It, too, can successfully blow up photos to new sizes, and reveal otherwise unnoticeable segments in great detail. ‘Sharpen AI’ has the trick of not simply sharpening photos, but ‘intelligently’ focusing blurred images. Really. DeNoise does what you expect (though I sometimes use Noise Ninja for that).
Video Enhance AI does the same trick as Gigapixel AI (making photos appear sharp at much enlarged sizes) but does it – frame by frame – with video ..rendering scans of old 8mm movies, for example, amazingly sharp, and doing the same for old 8mm and VHS video, as well as more recent, more-detailed-format video. But that needs a fast and super-capable Mac, so I bought one of those (much disparaged, though perfectly good for me, as I use several external discs) waste-paper-bin (circular) Mac Pros, and refitted its innards with the very latest screaming-fast parts. (My old ‘daily driver’ mid-2013 MacBook Air hasn’t enough grunt to cope with video enhancement, though it’s still great for video editing.)

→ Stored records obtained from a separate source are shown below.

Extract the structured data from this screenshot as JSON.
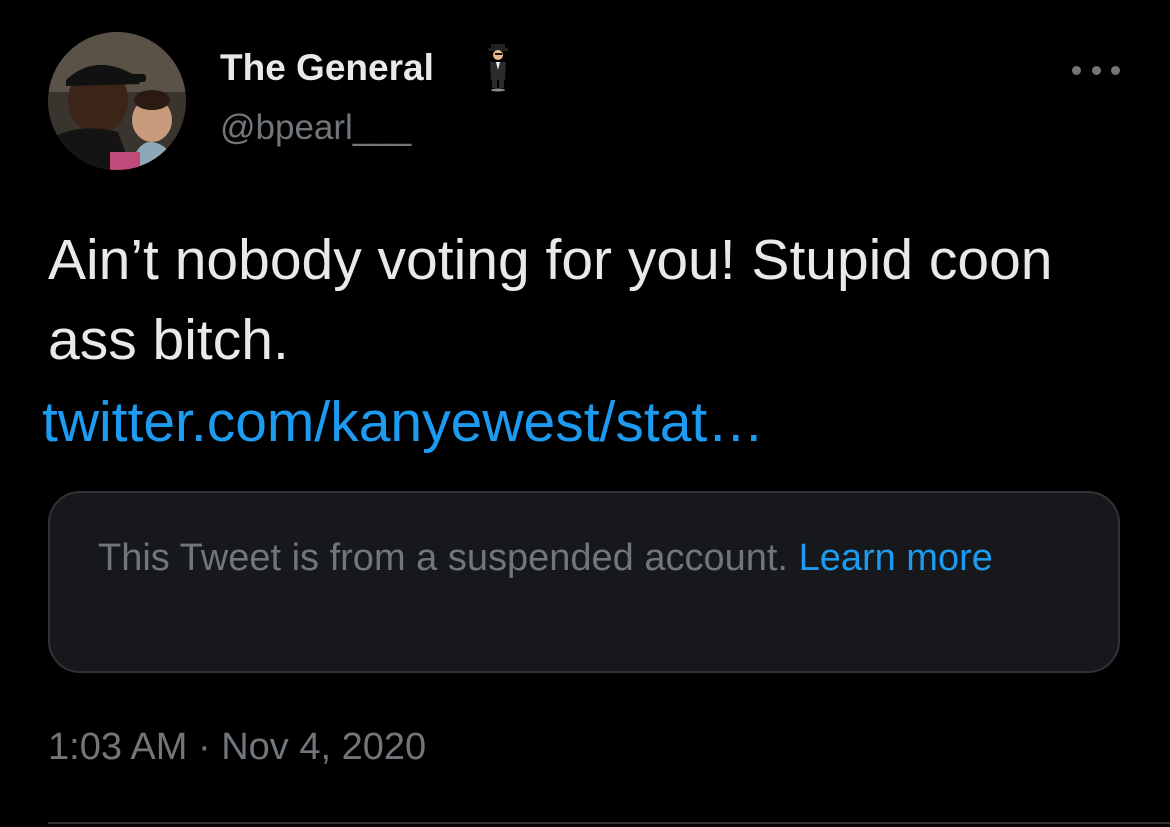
{
  "author": {
    "display_name": "The General",
    "name_emoji": "man-in-business-suit-levitating-emoji",
    "handle": "@bpearl___",
    "avatar": "profile-photo"
  },
  "menu": {
    "more_icon": "ellipsis-icon"
  },
  "tweet": {
    "text": "Ain’t nobody voting for you! Stupid coon ass bitch.",
    "link_text": "twitter.com/kanyewest/stat…"
  },
  "quoted_card": {
    "message": "This Tweet is from a suspended account.",
    "learn_more": "Learn more"
  },
  "meta": {
    "timestamp": "1:03 AM · Nov 4, 2020"
  },
  "colors": {
    "background": "#000000",
    "primary_text": "#e7e9ea",
    "secondary_text": "#71767b",
    "link": "#1d9bf0",
    "card_background": "#16181c",
    "border": "#2f3336"
  }
}
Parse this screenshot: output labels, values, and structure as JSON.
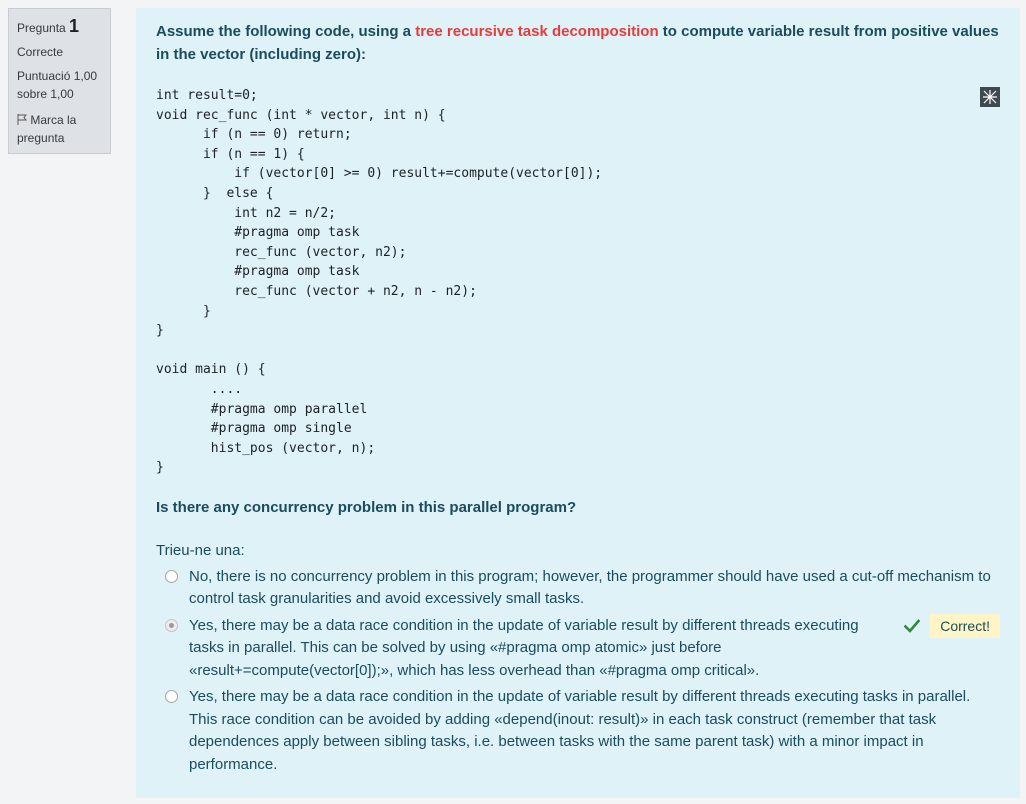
{
  "info": {
    "question_label": "Pregunta",
    "question_number": "1",
    "state": "Correcte",
    "grade": "Puntuació 1,00 sobre 1,00",
    "flag_label": "Marca la pregunta"
  },
  "question": {
    "intro_before": "Assume the following code, using a ",
    "intro_highlight": "tree recursive task decomposition",
    "intro_after": " to compute variable result from positive values in the vector (including zero):",
    "code": "int result=0;\nvoid rec_func (int * vector, int n) {\n      if (n == 0) return;\n      if (n == 1) {\n          if (vector[0] >= 0) result+=compute(vector[0]);\n      }  else {\n          int n2 = n/2;\n          #pragma omp task\n          rec_func (vector, n2);\n          #pragma omp task\n          rec_func (vector + n2, n - n2);\n      }\n}\n\nvoid main () {\n       ....\n       #pragma omp parallel\n       #pragma omp single\n       hist_pos (vector, n);\n}",
    "question": "Is there any concurrency problem in this parallel program?",
    "prompt": "Trieu-ne una:"
  },
  "answers": [
    {
      "text": "No, there is no concurrency problem in this program; however, the programmer should have used a cut-off mechanism to control task granularities and avoid excessively small tasks.",
      "selected": false
    },
    {
      "text": "Yes, there may be a data race condition in the update of variable result by different threads executing tasks in parallel. This can be solved by using «#pragma omp atomic» just before «result+=compute(vector[0]);», which has less overhead than «#pragma omp critical».",
      "selected": true
    },
    {
      "text": "Yes, there may be a data race condition in the update of variable result by different threads executing tasks in parallel. This race condition can be avoided by adding «depend(inout: result)» in each task construct (remember that task dependences apply between sibling tasks, i.e. between tasks with the same parent task) with a minor impact in performance.",
      "selected": false
    }
  ],
  "feedback": {
    "correct_label": "Correct!",
    "icon": "check-icon",
    "icon_color": "#2d8a3e"
  },
  "colors": {
    "content_bg": "#def2f8",
    "text_teal": "#1a4c5e",
    "highlight_red": "#ea3a3a",
    "badge_bg": "#fff5c6"
  }
}
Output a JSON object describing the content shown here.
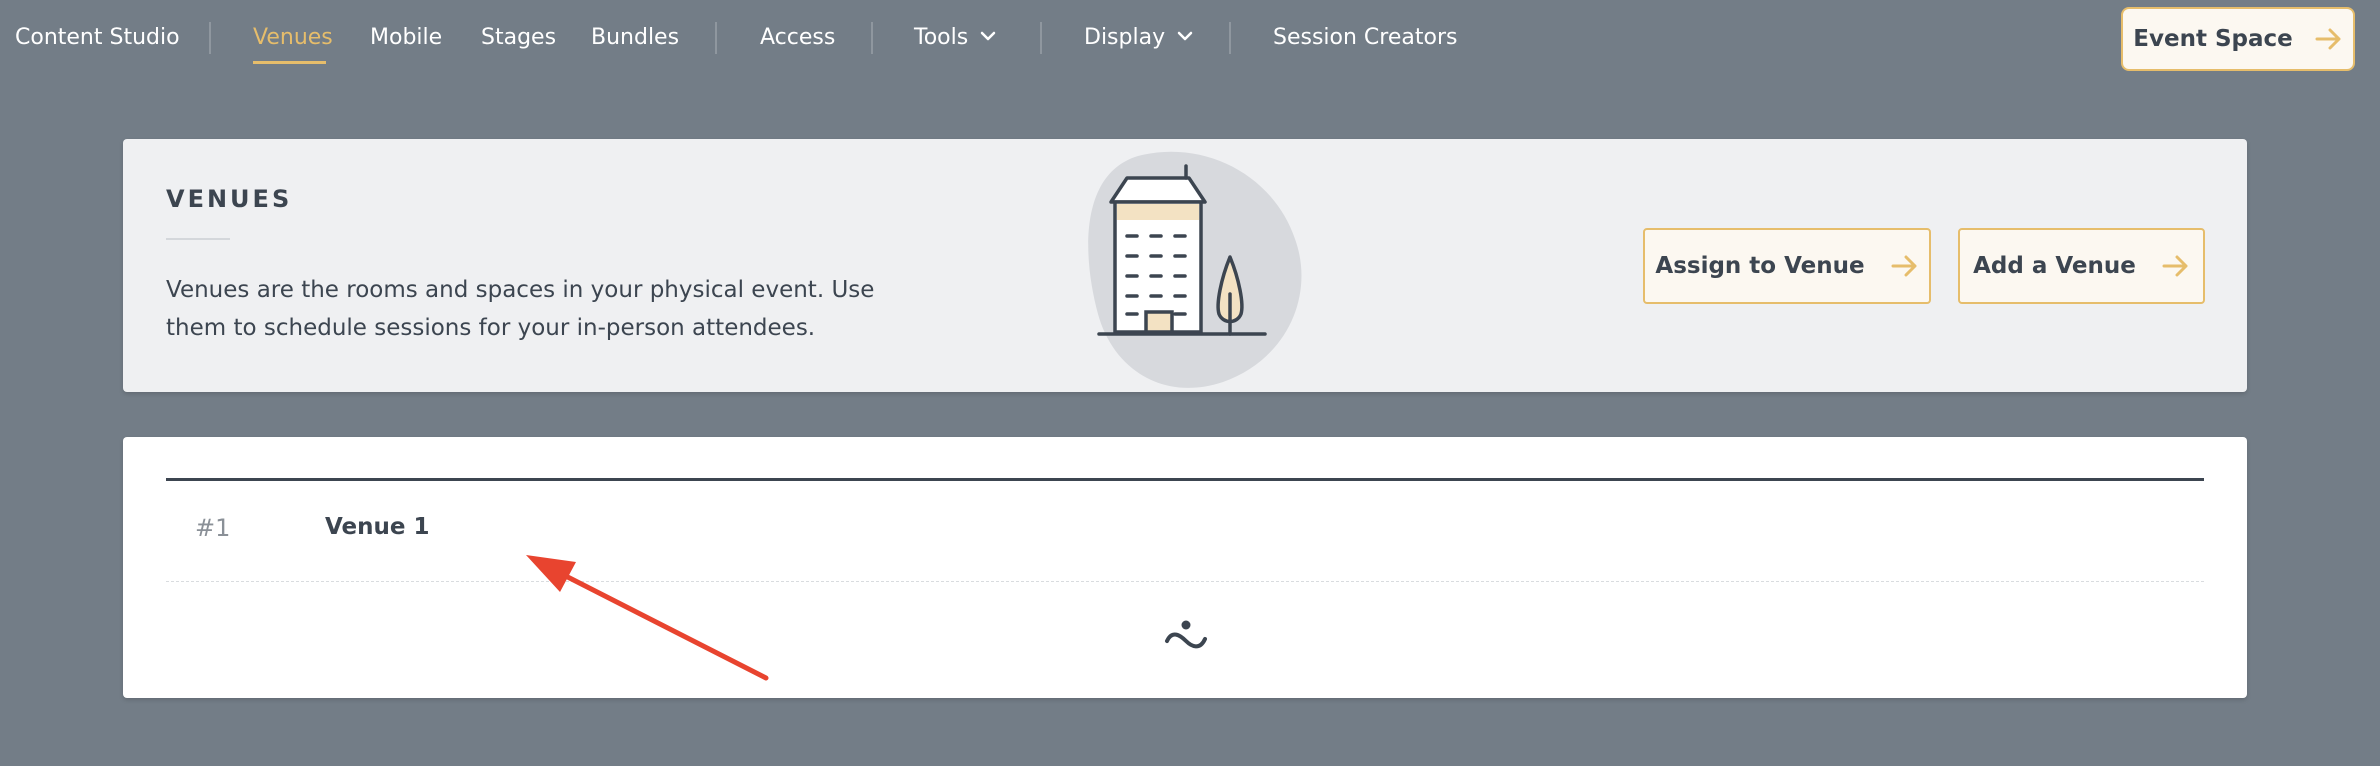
{
  "nav": {
    "items": [
      {
        "label": "Content Studio"
      },
      {
        "label": "Venues",
        "active": true
      },
      {
        "label": "Mobile"
      },
      {
        "label": "Stages"
      },
      {
        "label": "Bundles"
      },
      {
        "label": "Access"
      },
      {
        "label": "Tools",
        "has_dropdown": true
      },
      {
        "label": "Display",
        "has_dropdown": true
      },
      {
        "label": "Session Creators"
      }
    ],
    "event_space_button": {
      "label": "Event Space",
      "icon": "arrow-right-icon"
    }
  },
  "header": {
    "title": "VENUES",
    "description": "Venues are the rooms and spaces in your physical event. Use them to schedule sessions for your in-person attendees.",
    "illustration": "building-illustration",
    "buttons": {
      "assign": {
        "label": "Assign to Venue",
        "icon": "arrow-right-icon"
      },
      "add": {
        "label": "Add a Venue",
        "icon": "arrow-right-icon"
      }
    }
  },
  "venues": [
    {
      "number": "#1",
      "name": "Venue 1"
    }
  ],
  "list_footer_icon": "drag-handle-icon",
  "annotation": {
    "icon": "red-arrow-annotation",
    "color": "#e8442f"
  },
  "colors": {
    "background": "#737d87",
    "accent": "#e6bd6b",
    "text_dark": "#3c4550",
    "card_light": "#eff0f2",
    "button_bg": "#fcf8f1"
  }
}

Things just get better, year by year, don’t they?
Old, indistinct photos can be ‘upgraded’ to be almost as sharp – and sharply focused – as today’s latest pics ..and 30- or 40-year-old video can – incredibly – be polished up to look as good as new!
Just think how good today’s photos will look in 50 years’ time ..they’ll probably morph into 3D holograms!
Wow, It’s a exiting thought we might not need such as vastly expensive Leica lenses in future, or even the likes of 47mp if Adobe’s promised post process extra definition really does do what it says on the tin, indeed even the cheapest lenses might soon be able to surpass whatever any of our cameras can currently offer. Exiting times ahead I suspect.
Well, if my experiment with it is anything to go by, it doesn´t really sharpen the image, only double its linear resolution (i e quadruple the pixel count). If one compares a slightly unsharp original image at 100 % with the “enhanced” version at 50%, they look virtually identical. So a “cheap lens” image when enhanced remains a blownup “cheap lens” image: no more detail has magically been added. Not very surprising, if one thinks it over; no algorithm could possibly “invent” detail that isn´t there to begin with.
Per, I have to disagree. As the saying goes “the proof of the pudding is in the eating”. In both the examples in my story massive enlargements of the non Enhanced original images are just a blurry mess. AI does “beef up” the detail in the images. Of course in my examples the original images are very sharp but Enhance “retains: this sharpness at high magnifications.
I cannot accept that “no algorithm could possibly invent detail …”.As Mike points out in his comment below that is exactly what happens in smartphones otherwise how could such tiny sensors and basic lenses turn out such high quality images? The growing use of AI in photography is exactly why Leica has set up a research facility based I believe in California,to develop computational photography.
Although the results are sometimes comical predictive text is an everyday example of algorithms “inventing”.
All this maybe anathema to traditional photographers with cupboards full of expensive lenses but it’s real.
As Bob Dylan said “times they are a changing” -Today he would add “very quickly”.
OK, disagreement can be a good thing…;-) The thing that got me started was not in your text, but Don´s conjecture that “even the cheapest lenses might…&c”.
And, your final super print demonstration is an excellent counter-example. A “cheap lens” wouldn´t have recorded much detail about the buildings, trees &c far across the water, and that´s what the algorithms have to work from. How could it reconstruct exactly “your house on the hill” from a general blur?
Super resolution will quite likely prove a good tool to improve massive crops, but only if the lens/sensor quality is good enough to get enough info to start that improvement with.
I suspect this sort of digital enhancement is much the same as smartphones manage when turning out such good pictures against all the normal laws of physics. I’ve always thought that applying similar techniques to large-sensor cameras would lead to outstanding results. I am sure we will see more of this in the future.